Eficácia comparativa de técnicas cirúrgicas no carcinoma basocelular: excisão convencional versus cirurgia de Mohs
DOI:
https://doi.org/10.36557/2674-8169.2026v8n1p922-934Palavras-chave:
Carcinoma BasocelularResumo
O Carcinoma Basocelular (CBC) é a neoplasia cutânea mais comum, e sua abordagem cirúrgica padrão diverge entre a Excisão Cirúrgica Convencional (ECC) e a Cirurgia Micrográfica de Mohs (CMM). O objetivo deste estudo foi comparar a eficácia oncológica, a preservação tecidual e a custo-efetividade da CMM e da ECC no manejo do CBC em adultos. Para isso, uma revisão sistemática foi conduzida de acordo com as diretrizes do protocolo PRISMA. Foram incluídos dez estudos elegíveis, prioritariamente ensaios clínicos randomizados e coortes prospectivas, que avaliaram CBCs faciais e de alto risco. O desfecho primário foi a recorrência local em cinco anos. O risco de viés foi avaliado pelas ferramentas RoB 2 e ROBINS-I, e a qualidade da evidência foi classificada pelo sistema GRADE. A CMM demonstrou superioridade oncológica significativa no manejo de CBCs de alto risco e recorrentes.

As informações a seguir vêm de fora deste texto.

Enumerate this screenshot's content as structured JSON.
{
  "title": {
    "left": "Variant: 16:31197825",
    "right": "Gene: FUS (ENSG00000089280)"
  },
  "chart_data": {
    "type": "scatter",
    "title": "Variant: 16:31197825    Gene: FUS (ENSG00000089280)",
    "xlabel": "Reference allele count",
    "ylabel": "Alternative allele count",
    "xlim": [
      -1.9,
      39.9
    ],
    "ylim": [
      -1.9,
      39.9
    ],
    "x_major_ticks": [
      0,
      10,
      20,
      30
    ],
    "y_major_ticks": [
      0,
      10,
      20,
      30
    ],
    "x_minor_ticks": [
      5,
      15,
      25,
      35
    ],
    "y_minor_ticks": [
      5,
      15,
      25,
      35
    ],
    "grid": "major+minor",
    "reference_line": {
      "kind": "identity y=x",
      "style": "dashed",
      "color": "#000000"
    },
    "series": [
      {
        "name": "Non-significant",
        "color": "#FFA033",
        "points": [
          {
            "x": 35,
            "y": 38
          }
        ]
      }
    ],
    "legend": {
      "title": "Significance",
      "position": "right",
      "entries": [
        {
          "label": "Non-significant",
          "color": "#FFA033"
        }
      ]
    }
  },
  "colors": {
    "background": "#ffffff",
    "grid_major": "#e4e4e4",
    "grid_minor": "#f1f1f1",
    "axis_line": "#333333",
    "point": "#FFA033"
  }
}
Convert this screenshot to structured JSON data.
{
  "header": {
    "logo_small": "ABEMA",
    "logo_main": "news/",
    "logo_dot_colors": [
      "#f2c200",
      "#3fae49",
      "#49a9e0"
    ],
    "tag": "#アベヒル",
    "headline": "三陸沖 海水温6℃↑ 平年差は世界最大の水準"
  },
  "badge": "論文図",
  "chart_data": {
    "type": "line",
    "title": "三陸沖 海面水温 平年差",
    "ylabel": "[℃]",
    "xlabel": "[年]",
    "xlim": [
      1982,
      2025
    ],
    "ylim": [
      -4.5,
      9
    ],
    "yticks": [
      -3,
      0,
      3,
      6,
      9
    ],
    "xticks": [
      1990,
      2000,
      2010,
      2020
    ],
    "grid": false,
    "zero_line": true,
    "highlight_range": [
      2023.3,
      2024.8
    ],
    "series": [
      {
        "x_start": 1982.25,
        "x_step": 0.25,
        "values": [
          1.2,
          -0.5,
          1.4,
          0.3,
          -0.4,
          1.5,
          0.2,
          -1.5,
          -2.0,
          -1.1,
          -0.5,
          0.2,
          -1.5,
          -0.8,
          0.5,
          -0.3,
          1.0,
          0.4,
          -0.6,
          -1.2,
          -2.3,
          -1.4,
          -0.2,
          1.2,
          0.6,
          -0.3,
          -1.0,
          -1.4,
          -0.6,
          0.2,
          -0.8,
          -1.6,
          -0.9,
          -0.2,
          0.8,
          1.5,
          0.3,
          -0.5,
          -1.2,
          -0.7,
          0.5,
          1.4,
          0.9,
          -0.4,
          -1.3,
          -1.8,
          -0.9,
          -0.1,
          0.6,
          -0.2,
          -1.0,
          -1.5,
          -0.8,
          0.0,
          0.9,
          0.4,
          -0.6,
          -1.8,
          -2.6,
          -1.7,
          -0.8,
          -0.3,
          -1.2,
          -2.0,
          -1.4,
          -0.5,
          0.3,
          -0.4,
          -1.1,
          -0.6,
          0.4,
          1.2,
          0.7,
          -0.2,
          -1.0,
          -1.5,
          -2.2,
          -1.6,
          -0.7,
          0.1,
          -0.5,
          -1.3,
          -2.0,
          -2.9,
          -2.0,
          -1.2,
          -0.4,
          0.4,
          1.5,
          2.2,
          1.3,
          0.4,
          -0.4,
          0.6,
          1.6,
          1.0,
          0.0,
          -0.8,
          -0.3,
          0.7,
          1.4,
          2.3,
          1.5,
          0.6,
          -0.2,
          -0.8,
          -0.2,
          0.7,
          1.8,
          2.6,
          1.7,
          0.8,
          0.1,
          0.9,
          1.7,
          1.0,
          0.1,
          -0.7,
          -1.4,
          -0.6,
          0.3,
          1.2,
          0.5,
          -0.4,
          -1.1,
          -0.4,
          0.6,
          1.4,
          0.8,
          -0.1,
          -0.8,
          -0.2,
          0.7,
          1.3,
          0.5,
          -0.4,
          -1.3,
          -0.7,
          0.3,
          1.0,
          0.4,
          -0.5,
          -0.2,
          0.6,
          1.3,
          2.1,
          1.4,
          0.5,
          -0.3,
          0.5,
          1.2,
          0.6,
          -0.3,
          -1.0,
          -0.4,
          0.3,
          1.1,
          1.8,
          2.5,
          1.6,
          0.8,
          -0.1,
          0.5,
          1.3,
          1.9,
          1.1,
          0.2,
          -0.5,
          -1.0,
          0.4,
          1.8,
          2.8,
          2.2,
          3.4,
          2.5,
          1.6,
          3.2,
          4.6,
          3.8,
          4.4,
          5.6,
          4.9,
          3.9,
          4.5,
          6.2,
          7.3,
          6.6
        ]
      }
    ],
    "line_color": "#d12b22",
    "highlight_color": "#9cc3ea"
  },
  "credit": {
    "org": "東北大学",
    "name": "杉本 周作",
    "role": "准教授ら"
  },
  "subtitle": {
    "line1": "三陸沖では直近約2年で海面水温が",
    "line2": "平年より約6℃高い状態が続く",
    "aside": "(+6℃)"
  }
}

As taxas de recorrência em cinco anos para CBC recorrente foram consistentemente menores com a CMM (2,4% a 3,9%) em comparação à ECC (12,1% a 13,5%), correspondendo a uma redução absoluta de risco aproximada de 9% a 10%. Além disso, a CMM proporcionou maior preservação tecidual, com redução média do defeito cirúrgico de 71,1 mm², refletindo em melhores resultados estéticos e funcionais. Embora a CMM apresente maior custo inicial, mostrou-se mais custo-efetiva no tratamento de CBCs recorrentes, com custo incremental estimado em €8.094 por recorrência evitada, justificando sua indicação nesses cenários. Conclui-se que a cirurgia micrográfica de Mohs é significativamente mais eficaz do que a excisão cirúrgica convencional na prevenção da recorrência local, configurando-se como o padrão-ouro para o tratamento do carcinoma basocelular de alto risco. Os achados reforçam a importância de uma abordagem terapêutica individualizada, reservando a CMM para situações em que a ECC apresenta risco inaceitável de recorrência ou morbidade, fornecendo evidências robustas para orientar a prática clínica e a atualização de diretrizes terapêuticas.